Night Falls on Budapest: An Experiment in Broadcasting

I’ve been told to stay away from district eight; but I don’t suppose I’ll return home with impressions so graphic or lurid as to feel compelled to pen a thriller titled Murder in Budapest. BBC radio producer Val Gielgud did just that, back in 1937, after his return from the Hungarian capital. Val, brother of famed thespian Sir John Gielgud, was in town in the early fall of 1936 to accompany his colleague and friend Eric Maschwitz (both pictured above, on location) to “give a broadcasting impression of night-life in the Hungarian capital.”

Now, as I shared in one of the earliest entries into this journal, I have always been fascinated by these portraits in sound; and I intend to take my Micromemo iPod recorder around town to capture the city’s voices and noises, considering that there are plenty of photographers better qualified to supply the images; Zsolt’s splendid photo journal, for instance, to which I was referred after reading the impressions of an American visitor (attending an Arthur Miller play in Hungarian, no less).

“Budapest is—or was—a delightful and lovely city in which to spend a holiday,” Gielgud reminisced in his Years of the Locust (1947), a book I have raided on numerous occasions.
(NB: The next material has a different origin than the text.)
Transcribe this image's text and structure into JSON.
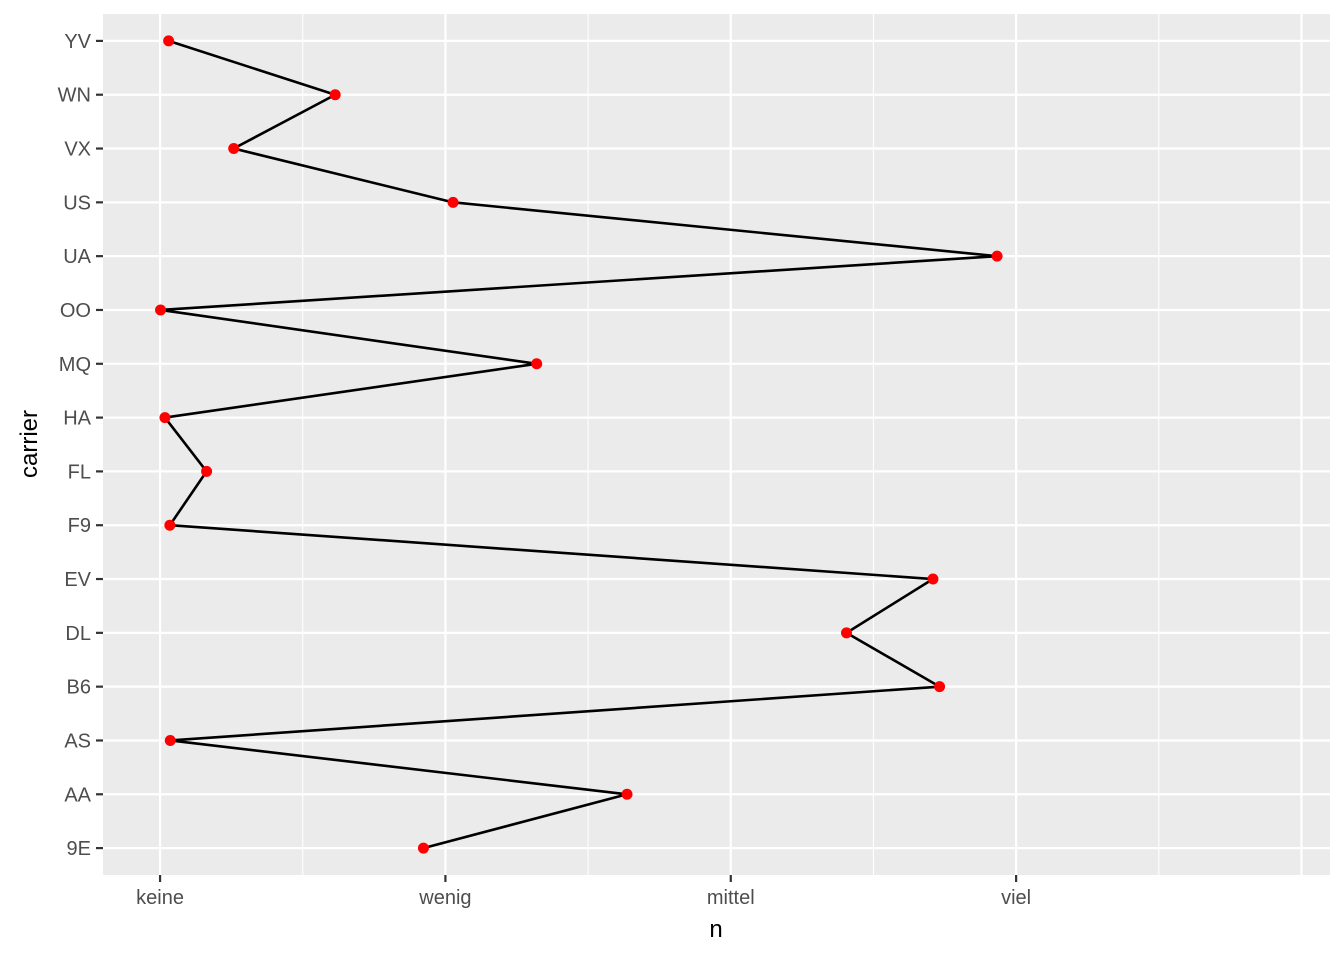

He was not on holiday, though, and putting together a four-part radio documentary like Night Falls on Budapest in less than a fortnight proved a challenging undertaking. It “was an elaborate affair” that “began in old Buda, where up on the battlements Eric Maschwitz discoursed on their historic past to the accompaniment of the choir of the Garrison Church.” However enthusiastic and supportive, Hungarian broadcasters were ill equipped to handle the sound collages Gielgud and his crew had in mind.
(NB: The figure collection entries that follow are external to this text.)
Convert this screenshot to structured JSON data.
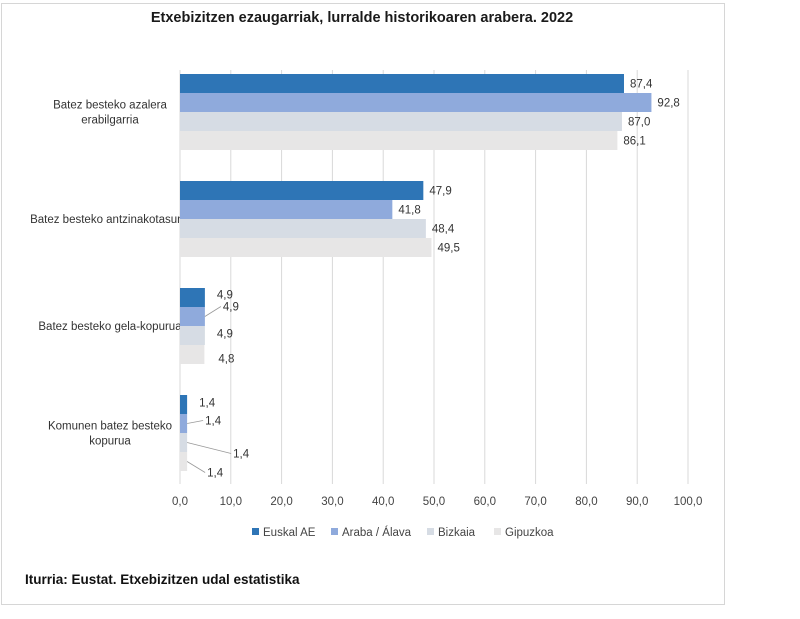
{
  "chart_data": {
    "type": "bar",
    "orientation": "horizontal",
    "title": "Etxebizitzen ezaugarriak, lurralde historikoaren arabera. 2022",
    "categories": [
      "Batez besteko azalera erabilgarria",
      "Batez besteko antzinakotasuna",
      "Batez besteko gela-kopurua",
      "Komunen batez besteko kopurua"
    ],
    "series": [
      {
        "name": "Euskal AE",
        "color": "#2e75b6",
        "values": [
          87.4,
          47.9,
          4.9,
          1.4
        ],
        "labels": [
          "87,4",
          "47,9",
          "4,9",
          "1,4"
        ]
      },
      {
        "name": "Araba / Álava",
        "color": "#8faadc",
        "values": [
          92.8,
          41.8,
          4.9,
          1.4
        ],
        "labels": [
          "92,8",
          "41,8",
          "4,9",
          "1,4"
        ]
      },
      {
        "name": "Bizkaia",
        "color": "#d6dce4",
        "values": [
          87.0,
          48.4,
          4.9,
          1.4
        ],
        "labels": [
          "87,0",
          "48,4",
          "4,9",
          "1,4"
        ]
      },
      {
        "name": "Gipuzkoa",
        "color": "#e7e6e6",
        "values": [
          86.1,
          49.5,
          4.8,
          1.4
        ],
        "labels": [
          "86,1",
          "49,5",
          "4,8",
          "1,4"
        ]
      }
    ],
    "xlim": [
      0,
      100
    ],
    "xticks": [
      "0,0",
      "10,0",
      "20,0",
      "30,0",
      "40,0",
      "50,0",
      "60,0",
      "70,0",
      "80,0",
      "90,0",
      "100,0"
    ],
    "legend_position": "bottom"
  },
  "source": "Iturria: Eustat. Etxebizitzen udal estatistika"
}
“There were, of course, compensations,” Gielgud conceded:

It was a new experience to be driven at speed in an official motor-car, with a flag flying on the bonnet, and motor-cyclist outriders clearing the way. Just for a moment one felt it might be fun to be a dictator after all! It was strange and rather exciting to be caricatured in the newspapers, and become a central figure in an anti-semitic “incident,” when a Jewish-owned dance band declined to take part in one of the programmes. It made one feel important to be told so often and so emphatically that one was contributing to an improvement in Anglo-Hungarian relations. And, for a short period, working against time and ‘off the cuff’ could not fail to be exhilarating, especially in such surroundings. But speaking for myself, the time came which I felt that I could not face one more glass of barack, listen to one more tzigane orchestra, nor conceal from one more patriotic Magyar my profound ignorance of the detail of the Treaty of Trianon. I was not exactly encouraged to be told, after the broadcast of the second programme of the four, that the Czechs, regarding the whole affair as a diabolical piece of pro-Hungarian propaganda, had interfered with the land-line carrying the programme through Prague, and most successfully ruined the transmission.

What Gielgud took away from the experience was the “very real camaraderie and mutual sympathy that immediately prevailed between professional broadcasters regardless of nationality.” So, I’m not sure why he ended up writing Murder in Budapest; but then again, even my neck of the woods has inspired a series of neo-noir thrillers, the most recent one being Don’t Cry for Me Aberystwyth by Malcolm Pryce (whose previous Louie Knight mystery I am clutching here).